Une nouvelle loi encadrant la diffusion de fausses informations sur internet est entrée en vigueur en Angola. Adopté alors que le pays se prépare aux élections présidentielles prévues en août 2027, le texte prévoit des sanctions civiles, administratives et pénales pouvant aller jusqu’à dix ans de prison.

La loi définit comme « fausse information » toute publication volontaire contenant des éléments jugés erronés, trompeurs ou manipulateurs et visant à induire l’opinion publique en erreur. Une définition que plusieurs acteurs de la société civile jugent toutefois trop imprécise. Pour Jaime Domingos, juriste et membre du mouvement civique Mudei, certaines notions utilisées dans le texte, notamment celle de « contenu trompeur », manquent de clarté. Les associations redoutent que cette formulation puisse permettre de sanctionner des opinions critiques à l’égard du pouvoir.

Des sanctions qui peuvent atteindre dix ans de prison

Le dispositif prévoit notamment des amendes comprises entre 200 et 400 salaires minimums. Sur le plan pénal, la publication de fausses informations peut être sanctionnée de trois ans d’emprisonnement. Les peines peuvent atteindre trois à huit ans lorsque les contenus sont considérés comme incitant à la haine ou portant atteinte à la réputation de personnes ou d’institutions. La sanction maximale, jusqu’à dix ans de prison, est prévue lorsque les publications sont considérées comme susceptibles de compromettre les processus électoraux ou la sécurité de l’État.

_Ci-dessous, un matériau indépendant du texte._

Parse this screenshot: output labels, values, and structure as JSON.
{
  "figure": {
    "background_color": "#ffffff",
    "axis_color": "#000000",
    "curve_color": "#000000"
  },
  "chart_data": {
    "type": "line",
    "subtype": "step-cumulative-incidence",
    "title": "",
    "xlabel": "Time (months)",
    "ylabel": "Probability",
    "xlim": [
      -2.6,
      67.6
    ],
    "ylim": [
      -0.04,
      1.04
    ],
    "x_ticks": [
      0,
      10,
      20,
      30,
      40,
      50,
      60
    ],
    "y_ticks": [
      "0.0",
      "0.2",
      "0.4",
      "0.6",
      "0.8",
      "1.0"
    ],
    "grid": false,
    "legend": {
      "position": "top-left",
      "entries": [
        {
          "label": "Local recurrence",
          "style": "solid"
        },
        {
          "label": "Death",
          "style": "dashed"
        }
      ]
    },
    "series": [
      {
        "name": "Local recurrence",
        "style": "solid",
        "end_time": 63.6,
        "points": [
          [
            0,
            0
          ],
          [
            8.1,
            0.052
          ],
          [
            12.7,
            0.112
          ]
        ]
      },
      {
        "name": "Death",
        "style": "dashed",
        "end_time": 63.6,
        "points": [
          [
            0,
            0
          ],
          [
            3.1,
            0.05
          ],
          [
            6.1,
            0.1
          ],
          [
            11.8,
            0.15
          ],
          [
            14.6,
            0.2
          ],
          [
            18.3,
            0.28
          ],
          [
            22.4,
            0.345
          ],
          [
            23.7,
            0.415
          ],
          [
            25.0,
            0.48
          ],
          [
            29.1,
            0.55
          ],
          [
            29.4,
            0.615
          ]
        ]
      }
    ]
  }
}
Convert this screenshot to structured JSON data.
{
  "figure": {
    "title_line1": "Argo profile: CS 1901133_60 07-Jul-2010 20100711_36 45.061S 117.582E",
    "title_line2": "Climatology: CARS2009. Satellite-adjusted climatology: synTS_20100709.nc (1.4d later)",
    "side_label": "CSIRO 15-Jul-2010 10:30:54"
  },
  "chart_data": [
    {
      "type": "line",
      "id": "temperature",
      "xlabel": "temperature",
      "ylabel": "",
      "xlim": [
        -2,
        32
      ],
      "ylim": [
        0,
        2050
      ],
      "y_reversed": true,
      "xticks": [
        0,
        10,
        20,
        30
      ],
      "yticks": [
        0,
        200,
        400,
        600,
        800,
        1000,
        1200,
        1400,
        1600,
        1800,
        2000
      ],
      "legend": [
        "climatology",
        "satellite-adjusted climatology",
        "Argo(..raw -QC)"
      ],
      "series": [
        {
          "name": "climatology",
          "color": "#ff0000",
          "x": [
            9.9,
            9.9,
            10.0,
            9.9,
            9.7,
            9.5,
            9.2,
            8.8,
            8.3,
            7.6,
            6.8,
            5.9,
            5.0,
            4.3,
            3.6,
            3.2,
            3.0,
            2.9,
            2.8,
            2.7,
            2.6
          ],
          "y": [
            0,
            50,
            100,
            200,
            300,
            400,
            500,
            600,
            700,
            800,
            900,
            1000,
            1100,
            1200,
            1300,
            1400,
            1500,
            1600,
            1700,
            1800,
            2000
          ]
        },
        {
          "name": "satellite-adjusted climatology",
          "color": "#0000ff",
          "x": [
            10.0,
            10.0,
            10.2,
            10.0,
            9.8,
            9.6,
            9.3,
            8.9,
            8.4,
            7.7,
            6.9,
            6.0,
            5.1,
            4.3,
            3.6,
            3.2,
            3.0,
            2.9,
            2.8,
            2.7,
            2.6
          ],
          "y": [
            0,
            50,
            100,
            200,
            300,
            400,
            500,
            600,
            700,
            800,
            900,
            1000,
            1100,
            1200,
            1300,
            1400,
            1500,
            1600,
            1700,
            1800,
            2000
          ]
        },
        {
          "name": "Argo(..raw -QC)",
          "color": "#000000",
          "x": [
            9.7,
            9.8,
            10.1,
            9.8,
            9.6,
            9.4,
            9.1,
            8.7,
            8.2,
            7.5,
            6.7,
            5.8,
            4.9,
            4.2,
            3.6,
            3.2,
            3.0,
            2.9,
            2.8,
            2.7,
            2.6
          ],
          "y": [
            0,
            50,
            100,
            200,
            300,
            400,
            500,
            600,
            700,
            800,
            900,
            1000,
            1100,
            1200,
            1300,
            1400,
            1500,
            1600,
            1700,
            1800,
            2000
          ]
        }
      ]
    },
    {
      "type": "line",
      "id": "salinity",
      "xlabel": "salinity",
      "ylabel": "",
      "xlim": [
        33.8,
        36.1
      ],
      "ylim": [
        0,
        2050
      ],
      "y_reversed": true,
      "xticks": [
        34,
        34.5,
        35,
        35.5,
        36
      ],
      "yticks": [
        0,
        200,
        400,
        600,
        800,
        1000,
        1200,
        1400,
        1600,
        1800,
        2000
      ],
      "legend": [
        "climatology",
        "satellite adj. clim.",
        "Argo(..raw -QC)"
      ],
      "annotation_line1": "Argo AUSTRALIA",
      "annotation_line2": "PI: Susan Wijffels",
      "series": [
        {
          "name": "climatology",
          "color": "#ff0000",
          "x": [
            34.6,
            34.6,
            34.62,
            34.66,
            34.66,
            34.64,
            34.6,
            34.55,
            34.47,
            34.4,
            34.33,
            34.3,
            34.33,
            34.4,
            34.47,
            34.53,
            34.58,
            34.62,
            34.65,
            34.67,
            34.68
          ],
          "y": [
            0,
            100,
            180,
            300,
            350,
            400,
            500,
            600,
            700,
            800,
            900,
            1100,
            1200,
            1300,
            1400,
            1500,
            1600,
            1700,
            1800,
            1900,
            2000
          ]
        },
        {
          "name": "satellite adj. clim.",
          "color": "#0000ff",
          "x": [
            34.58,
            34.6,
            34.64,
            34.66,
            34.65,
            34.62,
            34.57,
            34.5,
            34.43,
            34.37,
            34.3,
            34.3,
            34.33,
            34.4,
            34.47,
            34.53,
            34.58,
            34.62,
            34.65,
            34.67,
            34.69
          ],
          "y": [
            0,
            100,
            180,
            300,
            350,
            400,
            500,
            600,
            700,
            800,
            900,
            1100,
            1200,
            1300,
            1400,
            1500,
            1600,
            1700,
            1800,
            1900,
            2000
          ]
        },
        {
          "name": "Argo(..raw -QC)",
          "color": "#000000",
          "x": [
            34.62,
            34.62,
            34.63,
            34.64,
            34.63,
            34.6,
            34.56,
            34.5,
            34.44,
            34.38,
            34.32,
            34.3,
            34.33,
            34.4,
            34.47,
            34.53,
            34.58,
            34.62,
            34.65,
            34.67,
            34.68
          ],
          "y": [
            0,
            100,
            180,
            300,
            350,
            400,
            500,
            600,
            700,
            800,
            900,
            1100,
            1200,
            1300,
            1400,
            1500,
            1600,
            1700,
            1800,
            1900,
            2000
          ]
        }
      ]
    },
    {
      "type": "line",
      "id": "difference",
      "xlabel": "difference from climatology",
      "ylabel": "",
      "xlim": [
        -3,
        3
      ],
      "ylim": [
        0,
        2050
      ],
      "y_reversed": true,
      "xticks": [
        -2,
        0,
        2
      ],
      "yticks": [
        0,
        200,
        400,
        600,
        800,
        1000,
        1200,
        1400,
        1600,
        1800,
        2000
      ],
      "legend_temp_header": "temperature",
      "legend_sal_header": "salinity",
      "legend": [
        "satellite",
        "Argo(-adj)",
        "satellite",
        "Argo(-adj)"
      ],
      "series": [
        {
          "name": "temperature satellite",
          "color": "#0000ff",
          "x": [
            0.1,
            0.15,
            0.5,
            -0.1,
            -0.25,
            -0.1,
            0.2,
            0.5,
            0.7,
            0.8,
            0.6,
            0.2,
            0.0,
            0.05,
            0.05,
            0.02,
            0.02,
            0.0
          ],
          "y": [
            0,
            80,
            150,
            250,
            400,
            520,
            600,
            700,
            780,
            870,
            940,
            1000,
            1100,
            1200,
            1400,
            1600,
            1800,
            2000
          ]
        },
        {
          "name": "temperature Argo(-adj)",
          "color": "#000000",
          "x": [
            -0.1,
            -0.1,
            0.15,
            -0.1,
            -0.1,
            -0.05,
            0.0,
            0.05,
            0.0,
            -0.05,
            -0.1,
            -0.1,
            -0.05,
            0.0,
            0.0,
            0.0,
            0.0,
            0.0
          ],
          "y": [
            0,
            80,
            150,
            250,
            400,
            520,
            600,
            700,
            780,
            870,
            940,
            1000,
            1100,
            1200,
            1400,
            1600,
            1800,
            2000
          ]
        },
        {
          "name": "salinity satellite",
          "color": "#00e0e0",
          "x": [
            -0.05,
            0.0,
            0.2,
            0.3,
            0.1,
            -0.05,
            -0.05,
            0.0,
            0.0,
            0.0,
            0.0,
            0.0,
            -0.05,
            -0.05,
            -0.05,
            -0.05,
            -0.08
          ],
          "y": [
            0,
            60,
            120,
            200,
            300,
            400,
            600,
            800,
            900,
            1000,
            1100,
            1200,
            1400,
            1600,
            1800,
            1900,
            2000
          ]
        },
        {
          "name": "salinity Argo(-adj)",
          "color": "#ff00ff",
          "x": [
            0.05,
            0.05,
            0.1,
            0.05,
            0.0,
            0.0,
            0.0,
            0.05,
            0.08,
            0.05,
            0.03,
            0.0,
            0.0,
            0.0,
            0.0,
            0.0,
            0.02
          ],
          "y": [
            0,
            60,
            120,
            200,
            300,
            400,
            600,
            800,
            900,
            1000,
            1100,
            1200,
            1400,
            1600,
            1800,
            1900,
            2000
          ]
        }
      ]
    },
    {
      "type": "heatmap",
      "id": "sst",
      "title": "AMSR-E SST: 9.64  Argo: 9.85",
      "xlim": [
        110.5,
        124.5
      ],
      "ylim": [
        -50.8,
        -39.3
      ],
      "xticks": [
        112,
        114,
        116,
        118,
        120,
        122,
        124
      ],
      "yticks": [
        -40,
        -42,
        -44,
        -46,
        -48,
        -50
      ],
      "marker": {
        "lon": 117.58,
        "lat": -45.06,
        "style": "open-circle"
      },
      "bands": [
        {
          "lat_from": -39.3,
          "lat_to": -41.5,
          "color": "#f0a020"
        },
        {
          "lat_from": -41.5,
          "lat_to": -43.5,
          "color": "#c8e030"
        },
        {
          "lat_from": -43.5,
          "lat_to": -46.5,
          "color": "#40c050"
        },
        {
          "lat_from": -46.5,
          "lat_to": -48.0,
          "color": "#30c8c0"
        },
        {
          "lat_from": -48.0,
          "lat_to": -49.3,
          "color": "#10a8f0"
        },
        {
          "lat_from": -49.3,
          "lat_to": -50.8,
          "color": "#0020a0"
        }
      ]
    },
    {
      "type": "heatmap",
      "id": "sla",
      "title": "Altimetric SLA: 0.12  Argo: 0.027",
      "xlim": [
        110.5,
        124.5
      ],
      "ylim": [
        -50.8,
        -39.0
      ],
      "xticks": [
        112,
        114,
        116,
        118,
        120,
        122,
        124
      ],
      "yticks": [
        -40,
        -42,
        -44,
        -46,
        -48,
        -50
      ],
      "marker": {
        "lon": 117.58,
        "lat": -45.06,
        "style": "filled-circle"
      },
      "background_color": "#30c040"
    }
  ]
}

Un député du MPLA, le parti au pouvoir, avait défendu le texte lors de son adoption en affirmant qu’il ne fallait pas confondre liberté d’expression et impunité.

La société civile redoute une restriction des libertés

L’entrée en vigueur de cette loi suscite néanmoins des inquiétudes parmi les organisations de défense des libertés. À un an de la prochaine présidentielle, elles craignent que le texte ne serve à limiter la liberté d’opinion et à dissuader les citoyens de participer au débat public.

L’opposition affirme de son côté qu’elle continuera à s’exprimer malgré le nouveau cadre légal. Plusieurs organisations non gouvernementales envisagent par ailleurs de saisir la justice et souhaitent obtenir l’implication de l’ordre des avocats angolais.